One crushing obstacle to personalized religion always remained, however, and that was the threat to freedom. Religion can choose to live outside of what Marx called “the noisy din of world history” only as long as that din does not become a deafening roar. Fascism, communism, and now jihadist terrorism compel religions to ask whether faith can truly survive without freedom.
If faith is truly transcendent, then it does not matter who rules our broken world because this world does not matter. If, on the other hand, God wants us to be free not only of sin and death but also from oppression and tyranny, then faith must encourage its believers to take up arms against the oppressors. This question is tearing religious people apart. One can easily carry a protest sign reading NO WAR FOR OIL, but can one carry a sign reading NO WAR FOR FREEDOM without doing damage to one’s soul?
This same conflict lies behind the comic-book death of Captain America and the cinematic death of Leonides in the movie “300.” The Spartan Greeks, led by Leonides, could have chosen to live under the rule of Xerxes and the Persian Empire. They could have traded their imperiled freedom for a secure life of slavery. The choice of Leonides and the 300 Spartans to die in a doomed but heroic battle is the clear choice of those who believe that nothing—no faith, no material wealth, nothing—justifies the surrender of freedom to tyranny.
Captain America was created by Joe Simon in 1941 as a fictional ally in the war against Hitler and Nazi fascism. In the most recent issue, Cap was gunned down in New York City after 65 years of fighting for freedom and the American way of life.
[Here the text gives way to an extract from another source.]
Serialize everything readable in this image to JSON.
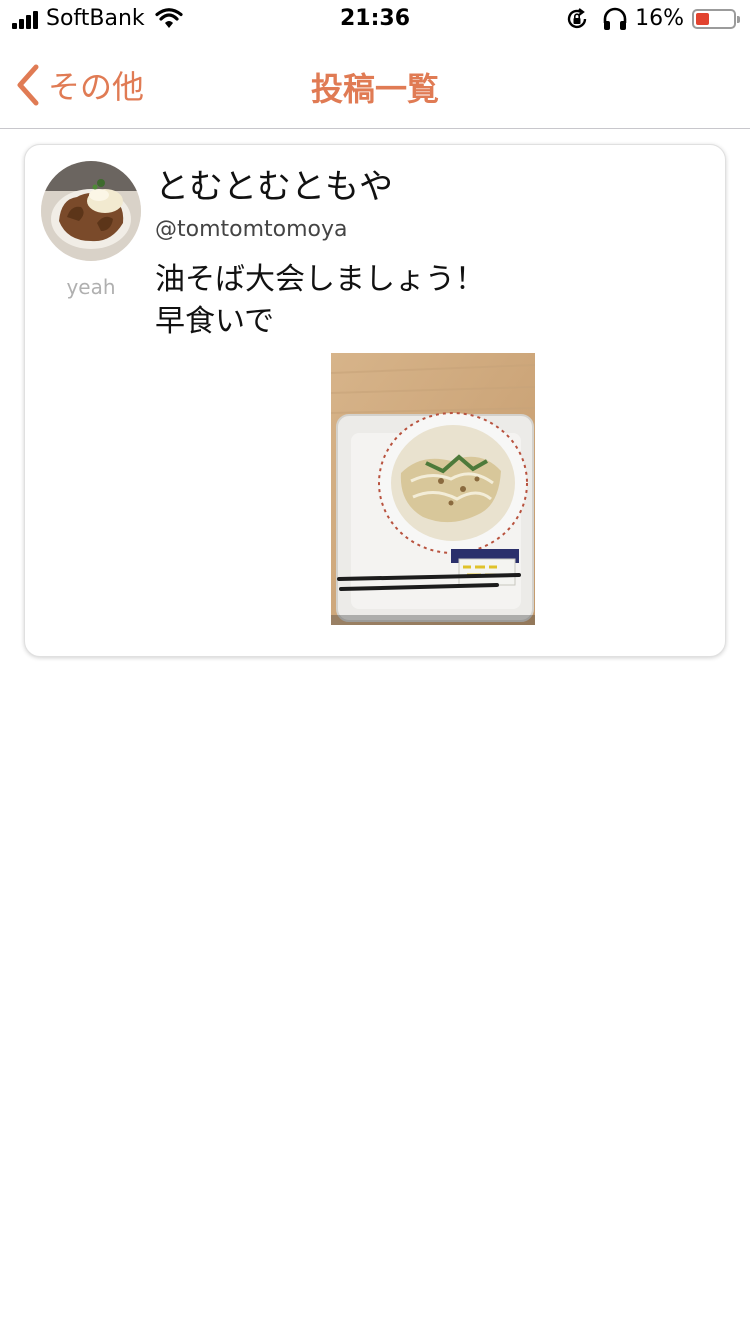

Pop culture mavens said that Cap's death symbolized the death of the American passion for freedom and of the kind of heroes who give their lives in its defense.
Neither Leonides nor Captain America were religious, but both of them stood for that part of the religious world that believes in a God who fights for freedom. They both stood for the proposition that freedom is the foundation of all meaningful life. Religiously speaking, this is the belief that God gave freedom to all people made in His image, and that those who oppose freedom must be prepared to fight God. Leonides and Cap were echoing Moses' message to Pharaoh.
It’s obvious to me that movies and comic books can make this case better than any subtle novel and more authentically than any spin-tested political speech. Comic books, and the graphic novels that evolved from them, are about the struggle of good against evil. Other art forms can make the claim that everything is gray, nothing is true, and nothing eternal. Of course these latter claims may be right, but if they are, then the age of heroes is over and both Cap and Leonides are really dead.
Embracing the need to spiritually justify the fight for world freedom carries its own perils. Chief among these dangers is what we now see in the world of Islamic fascism: the use of religion to extol death and tyranny. The biblical name for this is idolatry, and the seductions of idolatry are hard for some to resist. In the end, though, the spiritual truth of freedom's cause is eventually clear to all.
Leonides and Captain America were heroes not because they entered the field of battle with a shield of Vibranium or were in possession of abs of steel, but because they entered battle with a spiritually authentic idea: that God is free and we are made in God's image to be free as well. We were not placed on planet earth to avoid death. We were placed here so that we could avoid surrendering our God-given freedom to tyrants.